Our retrospective analysis included 90 pts (median age 33 years, range 14–71 years; 36 females and 54 males), diagnosed with HL between April 1977 and July 2002. Patient characteristics are detailed in Table 1 . Peripheral blood samples were obtained at the time of initial diagnosis or during follow-up. All but 1 patient were treated with standard chemotherapy regimens: 47 pts received ABVD, 29 pts a modified Stanford V regimen (substituting 6 mg/m² mechlorethamine with 650 mg/m² cyclophosphamide), 7 pts an ABVD/MOPP hybrid regimen, 5 pts BEACOPP, and 1 pt VEBEP (26, 27, 28) . In 42 pts, radiotherapy was included for consolidation. In 73 pts, a complete response was achieved after first-line treatment.

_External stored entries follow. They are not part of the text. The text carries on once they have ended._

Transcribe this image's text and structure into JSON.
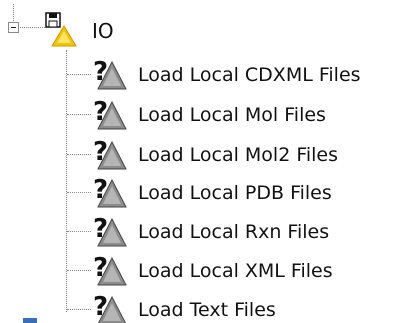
{
  "tree": {
    "root": {
      "label": "IO",
      "icon": "floppy-warning-icon",
      "expanded": true
    },
    "items": [
      {
        "label": "Load Local CDXML Files",
        "icon": "unknown-file-icon"
      },
      {
        "label": "Load Local Mol Files",
        "icon": "unknown-file-icon"
      },
      {
        "label": "Load Local Mol2 Files",
        "icon": "unknown-file-icon"
      },
      {
        "label": "Load Local PDB Files",
        "icon": "unknown-file-icon"
      },
      {
        "label": "Load Local Rxn Files",
        "icon": "unknown-file-icon"
      },
      {
        "label": "Load Local XML Files",
        "icon": "unknown-file-icon"
      },
      {
        "label": "Load Text Files",
        "icon": "unknown-file-icon"
      }
    ]
  },
  "colors": {
    "warning": "#f5c400",
    "icon_dark": "#111111",
    "icon_gray": "#8c8c8c",
    "text": "#111111"
  }
}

DNA Extraction and Amplification.
Leukocytes were freshly isolated from the peripheral blood of pts and controls after erythrocyte hypotonic lysis. Cells were then washed two times with PBS at 400 grams and 4°C for 7 min, and DNA was extracted using DNAzol (Invitrogen, Carlsbad, CA), following the manufacturer’s instructions.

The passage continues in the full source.